Moneybox

We Analyzed the Comments on the Atrocious “Dr. Jill Biden” Op-Ed

Men and women saw something very different.

Jill Biden stands at a podium, grinning
Keep the honorific. Jim Watson/AFP via Getty Images

On Dec. 11, the Wall Street Journal published an op-ed by Joseph Epstein claiming that Jill Biden’s use of the title “Dr.” feels “fraudulent, even comic,” and referring to her as “kiddo.” The tone of the piece is all too familiar to women, especially Black and brown women, across academia, who know what it feels like to be constantly questioned about their expertise from peers and strangers alike. The article led to an uproar, with academics across disciplines calling out its sexism and snobbery. Responses in the Atlantic, the New York Times, Forbes, and elsewhere argued that Biden should ignore Epstein’s advice to “consider stowing” her degree and stick to her honorific.

Academia is no stranger to overt and subtle sexism, which can manifest through student evaluations or even how women academics are introduced during speaking engagements. The field of economics, of which we are both a part, has been publicly grappling with sexual harassment claims and discrimination toward women. This was highlighted in 2018 by the work of Harvard economics Ph.D. student Alice Wu, who trained a machine-learning model on text to reveal gender bias in how women in economics are talked about on an anonymous forum.

Using a simple version of Wu’s method, we evaluated the 3,771 comments (as of noon on Monday) on Epstein’s op-ed on the Wall Street Journal website. Commenting there requires an account with a first and last name, and we proxy for individuals’ gender using their first names. (We acknowledge that gender is not binary, and that using names as a proxy is an imperfect measure, since one can’t always determine someone’s gender from their name alone.)

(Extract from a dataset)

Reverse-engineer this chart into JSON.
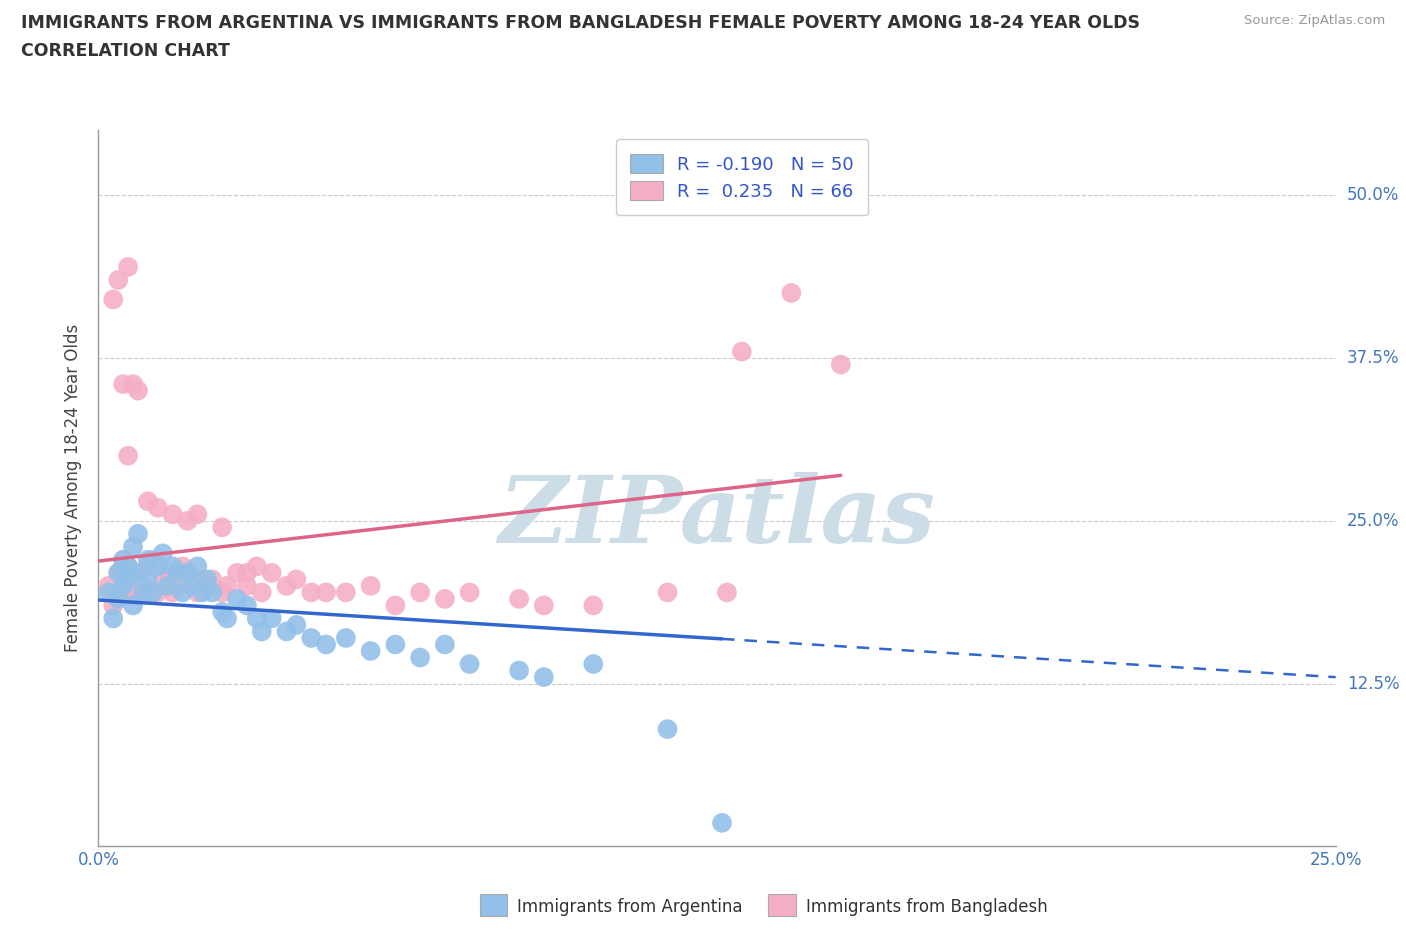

While our findings may not reveal exactly what the editors were thinking when they allowed the op-ed to run—comments sections are, obviously, their own special universes—they do show that the men and women who were moved to respond to Epstein’s piece saw two very different op-eds.

Our basic machine-learning technique finds the words most predictive of whether a particular comment author is a man or a woman. The marginal effects (below) tell us about the likelihood of a poster’s gender given that they use a particular word: Words with marginal effects closer to 1 are predictive of female commenters, and those with marginal effects closer to -1 are predictive of male commenters. (You can find our code here.)

A chart comparing the "most female" keywords, according to the authors' analysis, with the "most male." For example, "disappoint" has a marginal effect of 0.165, while "editorial" has a marginal effect of -0.081.
Anna Gifty Opoku-Agyeman and Dominic Russel

The breakdown shows female commenters were more likely to identify sexism and misogyny in the article as compared with male commenters. Among the words most predictive of a female commenter are woman, female, and sexist, terms explicitly related to gender, and
disappoint, offensive, and kiddo, suggestive of much stronger distaste and dissatisfaction. The most predictive words of male commenters are editorial, appropriate, and section—all indicative of a much less strong reaction. Interestingly, men were also more likely to use the words wife and Trump.

OK, so what does this tell us? Male readers, even if they disagreed with Epstein’s opinion, often didn’t interpret it as inherently sexist, instead focusing on other aspects of the piece. In fact, women were nearly twice as likely as men to respond to the article with comments that explicitly used the terms sexism or misogyny. Male editors might have interpreted the article similarly to male readers—seeing only an individual airing his thoughts, business as usual. (The two top editors of the Wall Street Journal’s opinion section are white men, including the section head who has publicly defended the decision to run the op-ed.)

A bar chart comparing how much female and male commenters on the WSJ op-ed used the words "sexism," "sexist," "misogyny," "misogynistic," or "misogynist." Twice as many women used these words as men.
Anna Gifty Opoku-Agyeman and Dominic Russel

But business as usual, especially in academia, manifests as gender discrimination and sexual harassment, creating uniquely toxic workplaces for women who choose to pursue doctorates in their disciplines. Business as usual also allows women to be generally viewed as less competent than men even when considering status and expertise.

What happened to Jill Biden—being told, essentially, to know her place—is not uncommon. Women continue to face barriers in academia despite efforts to achieve equity and recognition. Not every Ph.D. or Ed.D. uses the honorific “Dr.,” but the steep climb of attaining those degrees at the very least earns them the right to call themselves whatever they want without someone making assumptions about their qualifications or expertise. Why did the Wall Street Journal’s opinion section downplay Biden’s credibility as a scholar? It may have been, in part, because its editors did not even see the article’s sexism—even though, from the word kiddo onward, that sexism stared readers right in the face.

Biden’s defiance of cultural and professional expectations for women is a significant moment in history. In her choosing to be unapologetically herself as an educator, practitioner, mother, wife, grandmother, and now first lady, she is showing women that they can occupy whatever space they choose as their full selves. That matters for everyone—even those who read the op-ed and only saw business as usual.